Secondo il ministro dell’Ambiente la prima generazione dei biofuel potrebbe trovare nelle aree marginali italiane il terreno dove “mettere radici”
(Rinnovabili.it) – Mentre si fa sempre più concreta la possibilità di ottenere in laboratorio le prime cellule artificiali progettate per funzionare come “fabbriche” di biocarburanti (lo dimostra il lavoro e l’impegno del biologo statunitense Craig Venter), la questione primaria del “cambio di uso del suolo” rimane una delle prime voci da spuntare se si è alla ricerca di biofuel sostenibili.
Ridestinare campi precedemente adibiti a colture alimentari alla produzione di bioenergie è oggi uno dei più grandi problemi che il settore dei combustibili verdi si porta con ancora con sé. In attesa che la scienza compia il miracolo e che la seconda e terza generazione dei biocarburanti divenga economica come la prima, una soluzione è ampiamente offerta dai terreni degradati. A ricordarlo è oggi il ministro dell’Ambiente in persona, secondo cui per la bio-produzione andrebbero sfruttate “anche le coltivazioni in zone marginali, che avrebbero il doppio effetto di rappresentare una materia prima per i biocarburanti e garantire la manutenzione di suoli che altrimenti sarebbero abbandonati”. L’impegno italiano non potrà tralasciare ovviamente anche i biofuel di seconda generazione – quelli, per intenderci, ottenuti dalla materia prima cellulosica. “Sono un pezzo delle fonti rinnovabili – ha spiegato Clini – e la direttiva europea prevede che entro il 2020, il 10% dei carburanti sia di quel tipo […] la tecnologia sta sperimentando soluzioni diverse dal passato mettendo a punto sistemi che consentano di ricavare il bioetanolo valorizzando il contenuto di cellulosa che c’è in ogni matrice di biomassa”.
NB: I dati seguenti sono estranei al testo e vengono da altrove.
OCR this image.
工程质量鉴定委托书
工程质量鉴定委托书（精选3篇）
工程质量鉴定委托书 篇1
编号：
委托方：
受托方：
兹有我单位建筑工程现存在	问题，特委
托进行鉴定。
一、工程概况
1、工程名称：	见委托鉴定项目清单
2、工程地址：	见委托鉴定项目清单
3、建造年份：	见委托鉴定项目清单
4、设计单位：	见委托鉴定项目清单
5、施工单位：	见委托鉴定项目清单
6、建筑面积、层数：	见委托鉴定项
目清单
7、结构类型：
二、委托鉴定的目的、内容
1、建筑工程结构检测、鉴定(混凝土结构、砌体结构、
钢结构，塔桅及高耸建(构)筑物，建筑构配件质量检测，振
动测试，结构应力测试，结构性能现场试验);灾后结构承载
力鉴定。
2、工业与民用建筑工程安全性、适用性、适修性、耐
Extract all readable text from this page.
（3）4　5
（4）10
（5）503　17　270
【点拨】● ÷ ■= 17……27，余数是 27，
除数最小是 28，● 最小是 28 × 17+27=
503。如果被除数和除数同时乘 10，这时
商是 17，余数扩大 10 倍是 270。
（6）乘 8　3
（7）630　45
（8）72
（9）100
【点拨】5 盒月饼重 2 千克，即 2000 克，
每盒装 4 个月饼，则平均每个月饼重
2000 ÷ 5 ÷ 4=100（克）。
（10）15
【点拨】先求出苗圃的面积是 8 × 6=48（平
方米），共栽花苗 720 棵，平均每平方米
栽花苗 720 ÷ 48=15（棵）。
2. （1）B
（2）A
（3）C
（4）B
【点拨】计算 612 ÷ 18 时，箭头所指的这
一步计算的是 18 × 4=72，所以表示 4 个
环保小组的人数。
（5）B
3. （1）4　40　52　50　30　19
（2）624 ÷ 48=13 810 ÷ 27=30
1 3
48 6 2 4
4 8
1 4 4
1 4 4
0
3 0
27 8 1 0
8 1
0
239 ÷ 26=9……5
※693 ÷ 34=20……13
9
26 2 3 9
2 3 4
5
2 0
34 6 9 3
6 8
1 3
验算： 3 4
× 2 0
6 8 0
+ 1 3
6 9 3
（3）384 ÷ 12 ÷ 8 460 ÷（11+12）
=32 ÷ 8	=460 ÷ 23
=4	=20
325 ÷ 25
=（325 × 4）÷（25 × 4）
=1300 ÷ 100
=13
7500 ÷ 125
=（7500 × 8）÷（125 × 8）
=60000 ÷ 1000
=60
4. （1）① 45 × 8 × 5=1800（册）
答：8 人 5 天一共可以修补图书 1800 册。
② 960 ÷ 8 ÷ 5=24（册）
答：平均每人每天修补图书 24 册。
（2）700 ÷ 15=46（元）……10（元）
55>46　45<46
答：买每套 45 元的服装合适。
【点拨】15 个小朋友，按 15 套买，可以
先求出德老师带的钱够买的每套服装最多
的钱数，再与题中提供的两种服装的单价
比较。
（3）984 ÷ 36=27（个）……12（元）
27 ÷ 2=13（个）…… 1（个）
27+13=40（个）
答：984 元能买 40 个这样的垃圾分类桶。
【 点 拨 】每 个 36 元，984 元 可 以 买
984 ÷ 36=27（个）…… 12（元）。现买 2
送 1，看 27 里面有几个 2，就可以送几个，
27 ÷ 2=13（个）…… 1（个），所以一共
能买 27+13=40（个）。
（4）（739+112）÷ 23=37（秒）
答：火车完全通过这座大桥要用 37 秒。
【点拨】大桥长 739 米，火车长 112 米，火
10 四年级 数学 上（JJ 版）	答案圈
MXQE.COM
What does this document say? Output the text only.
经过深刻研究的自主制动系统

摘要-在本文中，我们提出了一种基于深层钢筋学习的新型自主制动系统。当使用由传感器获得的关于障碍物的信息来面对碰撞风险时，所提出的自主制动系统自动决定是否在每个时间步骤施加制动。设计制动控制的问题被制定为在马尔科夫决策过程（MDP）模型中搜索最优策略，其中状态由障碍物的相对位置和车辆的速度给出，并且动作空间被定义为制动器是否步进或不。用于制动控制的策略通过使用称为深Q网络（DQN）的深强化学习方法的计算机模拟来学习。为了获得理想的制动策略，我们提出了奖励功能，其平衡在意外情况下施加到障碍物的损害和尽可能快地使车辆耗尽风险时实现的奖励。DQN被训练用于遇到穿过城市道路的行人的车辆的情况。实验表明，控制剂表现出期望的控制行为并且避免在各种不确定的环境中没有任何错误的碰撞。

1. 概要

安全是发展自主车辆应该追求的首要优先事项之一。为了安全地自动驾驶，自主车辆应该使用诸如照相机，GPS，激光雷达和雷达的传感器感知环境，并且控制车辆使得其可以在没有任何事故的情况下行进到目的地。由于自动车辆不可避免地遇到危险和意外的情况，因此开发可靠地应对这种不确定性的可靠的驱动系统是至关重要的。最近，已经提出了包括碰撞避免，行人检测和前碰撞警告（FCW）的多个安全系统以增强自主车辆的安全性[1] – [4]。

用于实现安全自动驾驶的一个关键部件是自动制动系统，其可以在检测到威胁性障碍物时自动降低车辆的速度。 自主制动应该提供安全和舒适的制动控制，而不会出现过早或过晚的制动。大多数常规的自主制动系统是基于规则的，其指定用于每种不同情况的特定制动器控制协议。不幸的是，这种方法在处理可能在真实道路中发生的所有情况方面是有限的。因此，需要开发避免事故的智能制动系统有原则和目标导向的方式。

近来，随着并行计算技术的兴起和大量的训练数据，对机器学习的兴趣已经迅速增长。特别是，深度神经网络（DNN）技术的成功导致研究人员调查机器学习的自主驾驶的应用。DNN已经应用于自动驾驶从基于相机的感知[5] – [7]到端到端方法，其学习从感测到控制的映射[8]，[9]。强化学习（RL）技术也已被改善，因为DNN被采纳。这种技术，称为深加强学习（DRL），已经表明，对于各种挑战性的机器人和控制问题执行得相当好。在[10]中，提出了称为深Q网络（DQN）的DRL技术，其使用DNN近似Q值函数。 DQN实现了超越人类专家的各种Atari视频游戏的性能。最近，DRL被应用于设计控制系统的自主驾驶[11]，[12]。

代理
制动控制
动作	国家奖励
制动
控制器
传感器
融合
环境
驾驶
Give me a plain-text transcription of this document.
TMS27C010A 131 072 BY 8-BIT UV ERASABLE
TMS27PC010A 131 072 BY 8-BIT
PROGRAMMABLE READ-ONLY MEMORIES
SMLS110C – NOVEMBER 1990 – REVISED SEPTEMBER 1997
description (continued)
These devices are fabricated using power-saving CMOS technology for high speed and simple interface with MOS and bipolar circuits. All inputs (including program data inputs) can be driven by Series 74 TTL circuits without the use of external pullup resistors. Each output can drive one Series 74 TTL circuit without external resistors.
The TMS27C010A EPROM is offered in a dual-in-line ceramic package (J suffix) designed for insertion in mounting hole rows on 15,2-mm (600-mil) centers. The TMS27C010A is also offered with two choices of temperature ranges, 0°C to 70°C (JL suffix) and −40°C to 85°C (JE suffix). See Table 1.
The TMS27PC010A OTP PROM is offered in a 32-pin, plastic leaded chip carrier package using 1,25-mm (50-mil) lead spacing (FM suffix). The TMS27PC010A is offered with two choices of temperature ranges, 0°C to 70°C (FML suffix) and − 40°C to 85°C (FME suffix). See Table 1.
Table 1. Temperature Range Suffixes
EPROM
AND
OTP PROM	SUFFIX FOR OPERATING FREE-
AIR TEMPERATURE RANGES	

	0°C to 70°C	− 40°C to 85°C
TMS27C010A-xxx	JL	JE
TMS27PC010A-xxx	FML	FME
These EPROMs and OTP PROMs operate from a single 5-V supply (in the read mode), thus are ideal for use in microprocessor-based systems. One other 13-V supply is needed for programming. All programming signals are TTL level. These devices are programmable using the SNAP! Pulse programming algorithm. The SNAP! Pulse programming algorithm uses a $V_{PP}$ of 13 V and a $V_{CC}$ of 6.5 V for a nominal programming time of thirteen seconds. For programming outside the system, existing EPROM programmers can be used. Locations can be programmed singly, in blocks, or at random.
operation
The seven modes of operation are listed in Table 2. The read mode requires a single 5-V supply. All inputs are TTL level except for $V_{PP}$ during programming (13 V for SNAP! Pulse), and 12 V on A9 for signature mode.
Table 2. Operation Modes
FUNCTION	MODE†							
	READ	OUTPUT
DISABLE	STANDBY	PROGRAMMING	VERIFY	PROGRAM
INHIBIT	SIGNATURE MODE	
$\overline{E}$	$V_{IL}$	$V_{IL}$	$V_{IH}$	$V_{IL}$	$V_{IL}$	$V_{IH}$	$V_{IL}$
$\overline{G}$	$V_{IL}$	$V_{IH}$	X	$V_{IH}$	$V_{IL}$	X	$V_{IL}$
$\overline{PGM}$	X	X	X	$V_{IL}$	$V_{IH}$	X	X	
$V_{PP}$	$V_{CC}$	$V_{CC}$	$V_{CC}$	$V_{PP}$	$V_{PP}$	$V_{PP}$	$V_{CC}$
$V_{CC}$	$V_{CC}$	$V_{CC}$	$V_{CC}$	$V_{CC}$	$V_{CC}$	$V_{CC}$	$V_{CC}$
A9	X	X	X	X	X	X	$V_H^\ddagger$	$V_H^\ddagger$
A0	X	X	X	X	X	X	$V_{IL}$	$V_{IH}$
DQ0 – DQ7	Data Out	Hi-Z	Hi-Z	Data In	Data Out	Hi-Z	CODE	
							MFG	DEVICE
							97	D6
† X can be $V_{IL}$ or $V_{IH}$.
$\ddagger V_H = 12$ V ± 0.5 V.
Soltanto lo scorso anno, il Tavolo tecnico istituito dal Ministero dell’Ambiente, dal Ministero delle Politiche Agricole e da quello dello Sviluppo Economico ha definito i contenuti del Sistema Nazionale di certificazione della sostenibilità dei biocarburanti e bioliquidi, presentando sia le modalità di funzionamento sia le procedure per la verifica degli obblighi di informazione sugli impatti sociali ed ambientali. Ogni operatore economico responsabile della produzione delle materie prime coltivate deve, infatti, conservare, e mettere a disposizione dell’organismo di valutazione una specifica documentazione. I documenti in questione contengono informazioni di carattere ambientale che richiedono, per l’appunto, la verifica di una serie di azioni quali ad esempio la prevenzione e controllo dell’erosione e il mantenimento e il miglioramento della struttura, della biodiversità e dell’equilibrio dei nutrienti nel terreno.